At first I thought that the young lord of the manor, Rupert, would immediately fall for the Russian countess, who is forced into work as a maid, but he's actually fallen for the nurse, Muriel, who took care of him when he was wounded during the closing overs of World War One. I was convinced that would change, though. The nurse, I decided, would probably end up being a gold-digger. In the end, I became more interested in her, and began to think that this story would have been a vastly-improved romance had it been about Muriel and Rupert, and Anna the countess left out of it altogether. She was tedious.
Why this countess is a maid rather than say, a governess or a lady's companion, or even keeps her title, is conveniently bypassed by the author, presumably the only reason being that it wouldn't work in getting her and the earl into close proximity. Anna is a young Russian Countess forced to flee Russia after the revolution. Now she's impoverished, and inexplicably forced into menial work to get by. The Earl of Westerholme's household takes her on temporarily, and she works hard, determined to do her best. Rupert was not destined to become the next earl until his older brother was killed in the war whence, in line with the British custom of Primogeniture, everything passed to the oldest remaining male.
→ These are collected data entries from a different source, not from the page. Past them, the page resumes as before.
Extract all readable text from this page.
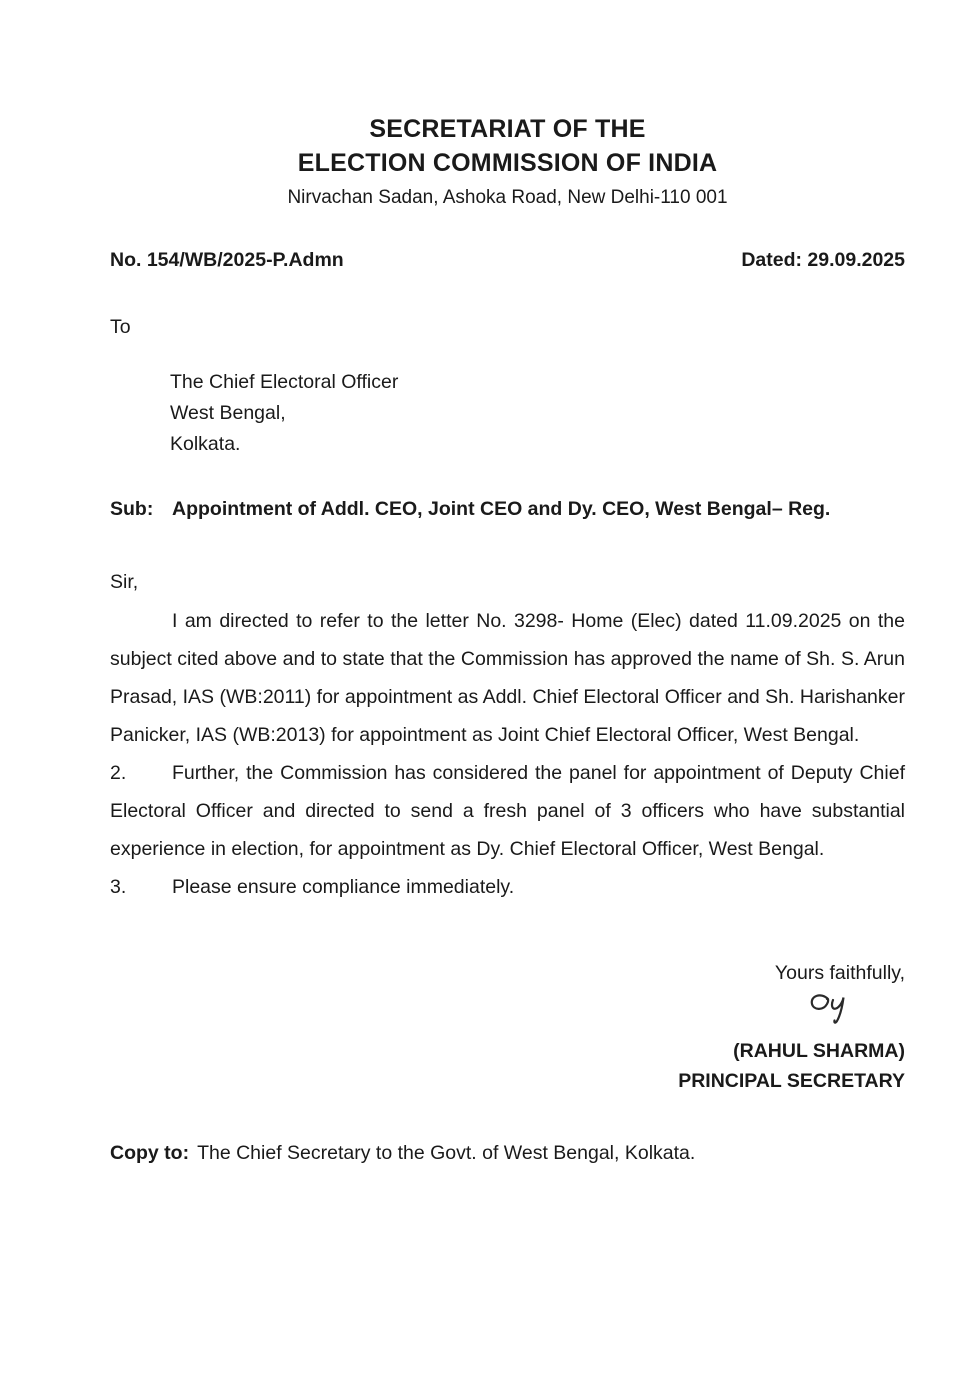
SECRETARIAT OF THE
ELECTION COMMISSION OF INDIA
Nirvachan Sadan, Ashoka Road, New Delhi-110 001
No. 154/WB/2025-P.Admn	Dated: 29.09.2025
To
The Chief Electoral Officer
West Bengal,
Kolkata.
Sub: Appointment of Addl. CEO, Joint CEO and Dy. CEO, West Bengal– Reg.
Sir,

I am directed to refer to the letter No. 3298- Home (Elec) dated 11.09.2025 on the subject cited above and to state that the Commission has approved the name of Sh. S. Arun Prasad, IAS (WB:2011) for appointment as Addl. Chief Electoral Officer and Sh. Harishanker Panicker, IAS (WB:2013) for appointment as Joint Chief Electoral Officer, West Bengal.

2. Further, the Commission has considered the panel for appointment of Deputy Chief Electoral Officer and directed to send a fresh panel of 3 officers who have substantial experience in election, for appointment as Dy. Chief Electoral Officer, West Bengal.

3. Please ensure compliance immediately.

Yours faithfully,
(RAHUL SHARMA)
PRINCIPAL SECRETARY
Copy to: The Chief Secretary to the Govt. of West Bengal, Kolkata.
But rather than take off when Rupert arrived, this story dissipated into endless rambling asides about an odd assortment of characters and the so-called romance never got started - not in the first third, which was all I could stand to hear. I dislike instadore, but this went in completely the opposite direction, offering no reason at all to imagine that these two would get together! On top of that, the author has the countess (as the maid) behaving so inappropriately that she would have been summarily dismissed without references had this really been England in the inter-war years. The author's approach misfires even more than Rupert's aeroplane engine, and that crashed and burned!